Delayed Data Ingestion
Incident Report for CloudWisdom
Postmortem

Yesterday, we had two batches of false check alerts and a degradation of data ingest with a small amount of data loss. We had a new failure in our messaging infrastructure that caused familiar symptoms.

One node from our messaging infrastructure had a catastrophic failure leading to a degradation in check ingest, which caused the first set of false check alerts. We responded to this quickly by restarting the service on the node. The system appeared to stabilize, but the problematic node's service was unknowingly restarted into a degraded state. We found that it had lost permissions to its data directory, an unprecedented failure mode, which prevented the node from transmitting the data it was receiving downstream. This led to the second incident. We responded by removing the problematic node from the cluster, but it was not removed gracefully enough, which caused the second set of false check alerts. The data directory permission issue was ultimately fixed by stopping and starting the underlying EC2. Once fixed, we brought the node back online and backfilled its ingest data.

We recognize that, although the root cause of this issue is unique, the symptoms are not. The reliance on our messaging infrastructure is too high for our check ingest pipeline. We're taking drastic action after this incident by working around inevitable messaging infrastructure failures. Part of distributed computing is the expectation of failures and we plan to improve our ingestion pipeline in the near term to work around both known and unknown failures.

Posted Apr 14, 2020 - 13:55 EDT

Resolved
This incident has been resolved.

All open check expiration incidents have been closed, and the system is stable.

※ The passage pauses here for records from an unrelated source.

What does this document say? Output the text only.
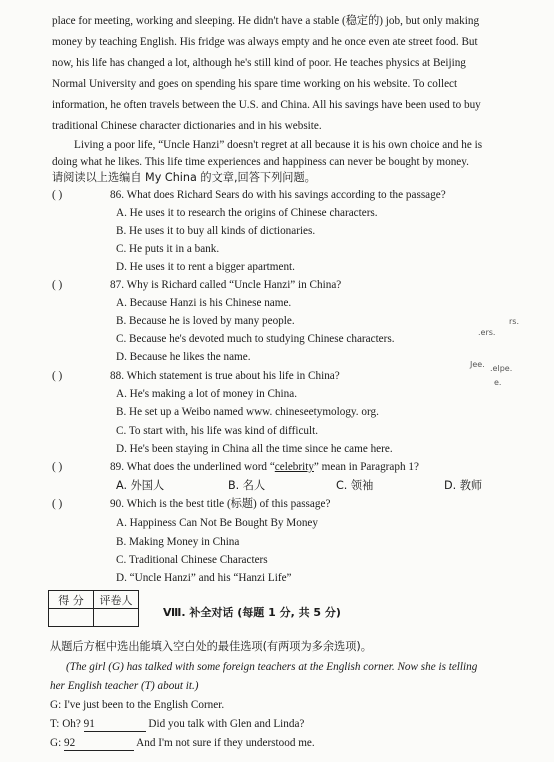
place for meeting, working and sleeping. He didn't have a stable (稳定的) job, but only making
money by teaching English. His fridge was always empty and he once even ate street food. But
now, his life has changed a lot, although he's still kind of poor. He teaches physics at Beijing
Normal University and goes on spending his spare time working on his website. To collect
information, he often travels between the U.S. and China. All his savings have been used to buy
traditional Chinese character dictionaries and in his website.
Living a poor life, “Uncle Hanzi” doesn't regret at all because it is his own choice and he is
doing what he likes. This life time experiences and happiness can never be bought by money.
请阅读以上选编自 My China 的文章,回答下列问题。
( )	86. What does Richard Sears do with his savings according to the passage?
A. He uses it to research the origins of Chinese characters.
B. He uses it to buy all kinds of dictionaries.
C. He puts it in a bank.
D. He uses it to rent a bigger apartment.
( )	87. Why is Richard called “Uncle Hanzi” in China?
A. Because Hanzi is his Chinese name.
B. Because he is loved by many people.
C. Because he's devoted much to studying Chinese characters.
D. Because he likes the name.
( )	88. Which statement is true about his life in China?
A. He's making a lot of money in China.
B. He set up a Weibo named www. chineseetymology. org.
C. To start with, his life was kind of difficult.
D. He's been staying in China all the time since he came here.
( )	89. What does the underlined word “celebrity” mean in Paragraph 1?
A. 外国人	B. 名人	C. 领袖	D. 教师
( )	90. Which is the best title (标题) of this passage?
A. Happiness Can Not Be Bought By Money
B. Making Money in China
C. Traditional Chinese Characters
D. “Uncle Hanzi” and his “Hanzi Life”
得 分	评卷人

Ⅷ. 补全对话 (每题 1 分, 共 5 分)
从题后方框中选出能填入空白处的最佳选项(有两项为多余选项)。
(The girl (G) has talked with some foreign teachers at the English corner. Now she is telling
her English teacher (T) about it.)
G: I've just been to the English Corner.
T: Oh? 91	Did you talk with Glen and Linda?
G: 92	And I'm not sure if they understood me.
rs.
.ers.
Jee. .elpe.
e.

We will post a summary of the issue on this incident within one business day.
Posted Apr 13, 2020 - 18:11 EDT
Update
Many check expiration incidents from earlier remain open. Our team is going to manually close each incident. Users may receive an influx of clear notifications when this happens.
Posted Apr 13, 2020 - 17:32 EDT
Update
The problematic node has been added back to the cluster in a limited capacity. We are being cautious with the data it receives.

There was some data loss. More details will be provided in our summary of the incident tomorrow.

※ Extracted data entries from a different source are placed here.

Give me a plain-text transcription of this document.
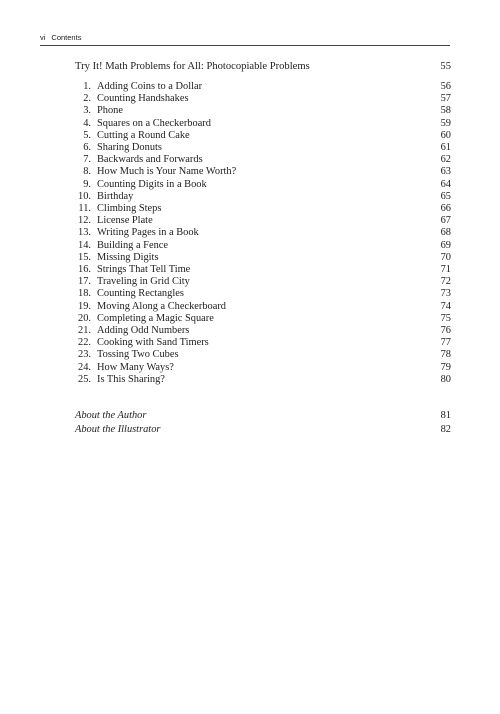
vi Contents
Try It! Math Problems for All: Photocopiable Problems	55
1. Adding Coins to a Dollar	56
2. Counting Handshakes	57
3. Phone	58
4. Squares on a Checkerboard	59
5. Cutting a Round Cake	60
6. Sharing Donuts	61
7. Backwards and Forwards	62
8. How Much is Your Name Worth?	63
9. Counting Digits in a Book	64
10. Birthday	65
11. Climbing Steps	66
12. License Plate	67
13. Writing Pages in a Book	68
14. Building a Fence	69
15. Missing Digits	70
16. Strings That Tell Time	71
17. Traveling in Grid City	72
18. Counting Rectangles	73
19. Moving Along a Checkerboard	74
20. Completing a Magic Square	75
21. Adding Odd Numbers	76
22. Cooking with Sand Timers	77
23. Tossing Two Cubes	78
24. How Many Ways?	79
25. Is This Sharing?	80
About the Author	81
About the Illustrator	82
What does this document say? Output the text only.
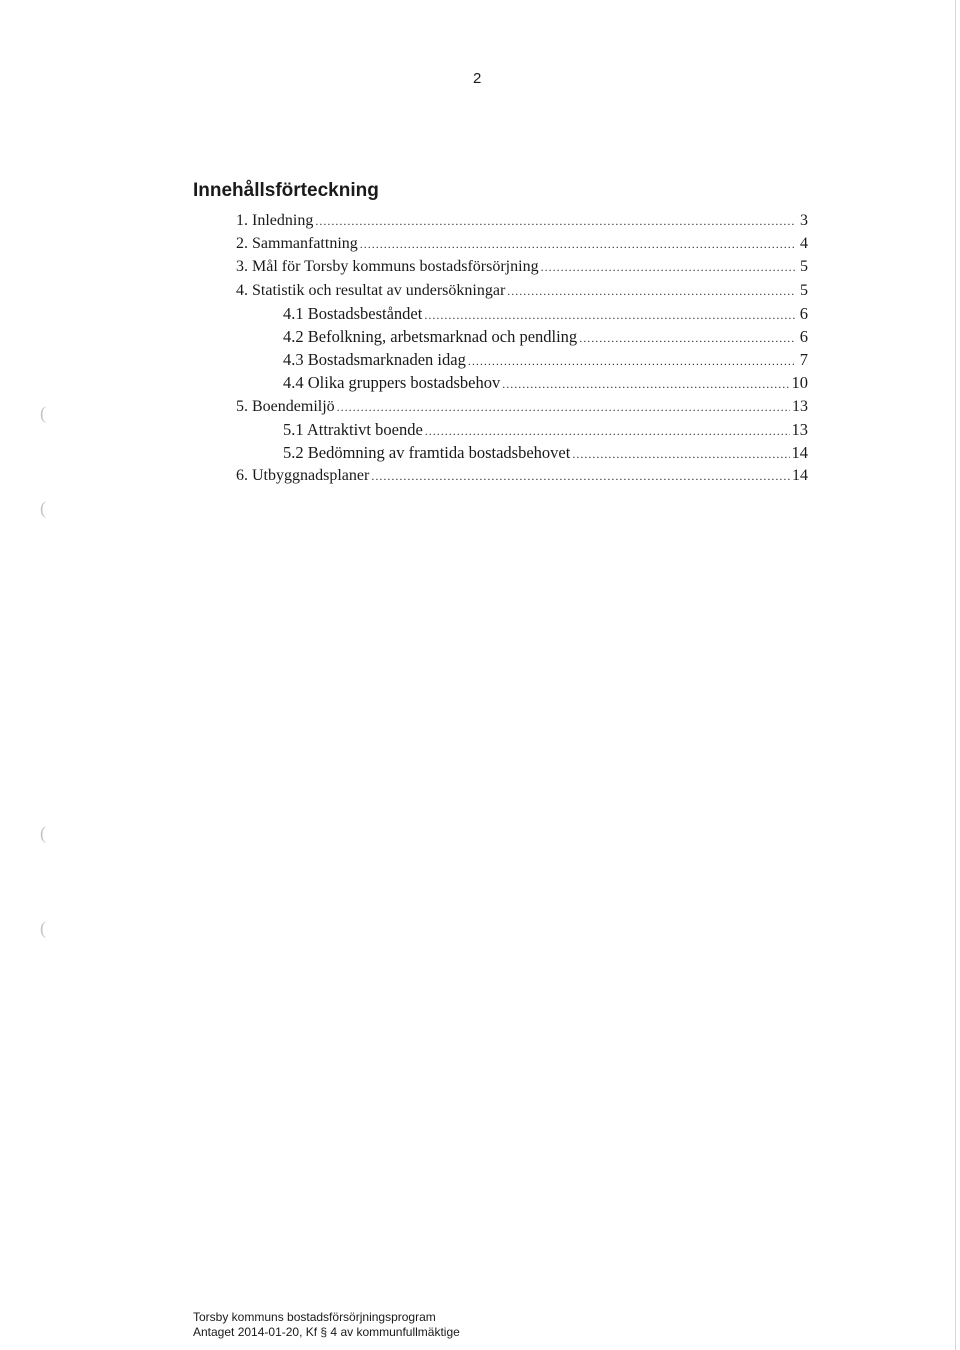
2
Innehållsförteckning
1. Inledning .....	3
2. Sammanfattning .....	4
3. Mål för Torsby kommuns bostadsförsörjning .....	5
4. Statistik och resultat av undersökningar .....	5
4.1 Bostadsbeståndet .....	6
4.2 Befolkning, arbetsmarknad och pendling .....	6
4.3 Bostadsmarknaden idag .....	7
4.4 Olika gruppers bostadsbehov .....	10
5. Boendemiljö .....	13
5.1 Attraktivt boende .....	13
5.2 Bedömning av framtida bostadsbehovet .....	14
6. Utbyggnadsplaner .....	14
(
(
(
(
Torsby kommuns bostadsförsörjningsprogram
Antaget 2014-01-20, Kf § 4 av kommunfullmäktige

We are continuing to monitor.
Posted Apr 13, 2020 - 17:30 EDT
Monitoring
Data ingestion and the rest of the system remain stable.

We are continuing to monitor.
Posted Apr 13, 2020 - 17:06 EDT
Update
Data ingestion is now stable. We are attempting to bring the problematic node back online.

Our hope is to backfill queued up data but there is a potential for some data loss.
Posted Apr 13, 2020 - 16:44 EDT
Identified
The issue has been identified and we're working on a fix.

Check expiration counts are near zero.
Posted Apr 13, 2020 - 16:31 EDT
Update
Some checks have erroneously expired again.

We're continuing to investigate the issue.
Posted Apr 13, 2020 - 16:20 EDT
Investigating
We're investigating an additional issue stemming from the earlier incident causing delayed data ingestion.

Users can expect to see delayed raw samples.
Posted Apr 13, 2020 - 16:06 EDT
This incident affected: Check Ingestion and Data Ingestion.